Véritables symboles de cette ville des Pouilles, ces pâtes faites maison sont au cœur d'un drame qui pourrait bien avoir des conséquences sur le tourisme.

Mi-octobre, des inspecteurs de police sont tombés sur un stock d'orecchiette servies dans un restaurant de Bari dont l'origine ne pouvait être établie. Or, la réglementation italienne et européenne oblige à identifier clairement la source de la nourriture dans ces établissements.

Pour les autorités locales, le coupable était tout trouvé: ce stock illégal proviendrait d'Arco Basso, appelée aussi «la rue des pâtes». Aujourd'hui, les grand-mères du vieux Bari subissent ce que le New York Times désigne comme étant «la répression des orecchiette».

Une tradition en danger

Après que le restaurateur a écopé d'une amende et a été forcé de jeter ses kilos de féculents suspects, les fabricantes d'orecchiette ont commencé à craindre pour leur avenir. Car pour l'heure, elles ne sont autorisées à les vendre que dans de petits sacs en plastique, pour un usage strictement privé. Mais ce droit pourrait leur être retiré à la suite de l'affaire.

Elles craignent, entre autres, de devoir porter des filets pour les cheveux, délivrer des reçus et payer des impôts. La rue des pâtes pourrait ne plus être aussi typique qu'elle l'est actuellement. C'est pourtant le charme de ses petites rues qui a contribué à faire de Bari l'une des dix meilleures destinations d'Europe, selon le Lonely Planet

L'administration locale propose de regrouper toutes ces femmes dans une coopérative unique, afin qu'elles vendent légalement leurs produits. Cependant, elle a dû affronter un rejet massif de ces cuisinières au caractére bien trempé et dont certaines vendaient autrefois des cigarettes de contrebande en provenance du Monténégro. 

Ces dernières travaillent la pâte dix à quinze heures par jour, sept jours sur sept, et sont bien décidées à ne pas laisser cette fabrication ancestrale disparaître. L'une d'entre elles, Mme Capuo, peste contre les autorités, comme on peut le lire dans le reportage du New York Times: «Ils devraient nous aider à transmettre cette tradition et non à l'exterminer.»
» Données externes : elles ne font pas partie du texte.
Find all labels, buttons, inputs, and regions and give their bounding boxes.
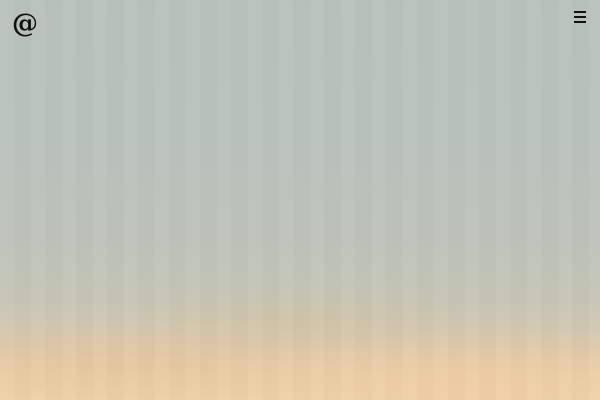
hero-background-texture: [0, 0, 600, 400]
menu-bar-bottom: [574, 21, 586, 23]
menu-bar-middle: [574, 16, 586, 18]
hamburger-menu-icon[interactable]: [574, 11, 588, 23]
menu-bar-top: [574, 11, 586, 13]
logo-link[interactable]: @: [12, 9, 38, 39]
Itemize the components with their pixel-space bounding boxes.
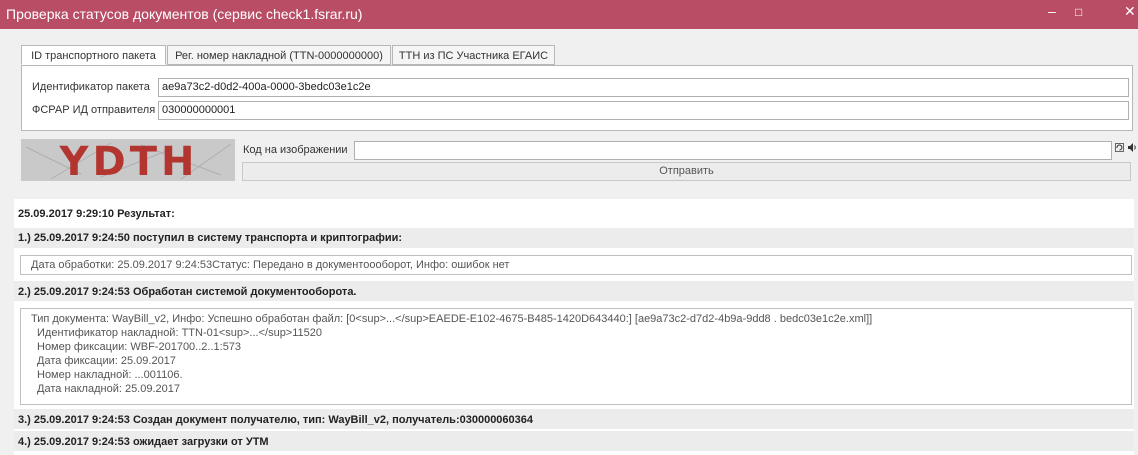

Dans la vieille ville de Bari, appelée il a vingt ans encore «la ville du vol», et qui était gérée par des clans de criminels, le maire devra faire face à une opposition féroce dans sa lutte contre le trafic de pâtes traditionnelles. Selon son chef de cabinet, il aurait déjà été contraint de prendre un garde du corps après avoir interdit aux habitant·es de vendre des moules crues rincées dans l'eau du port.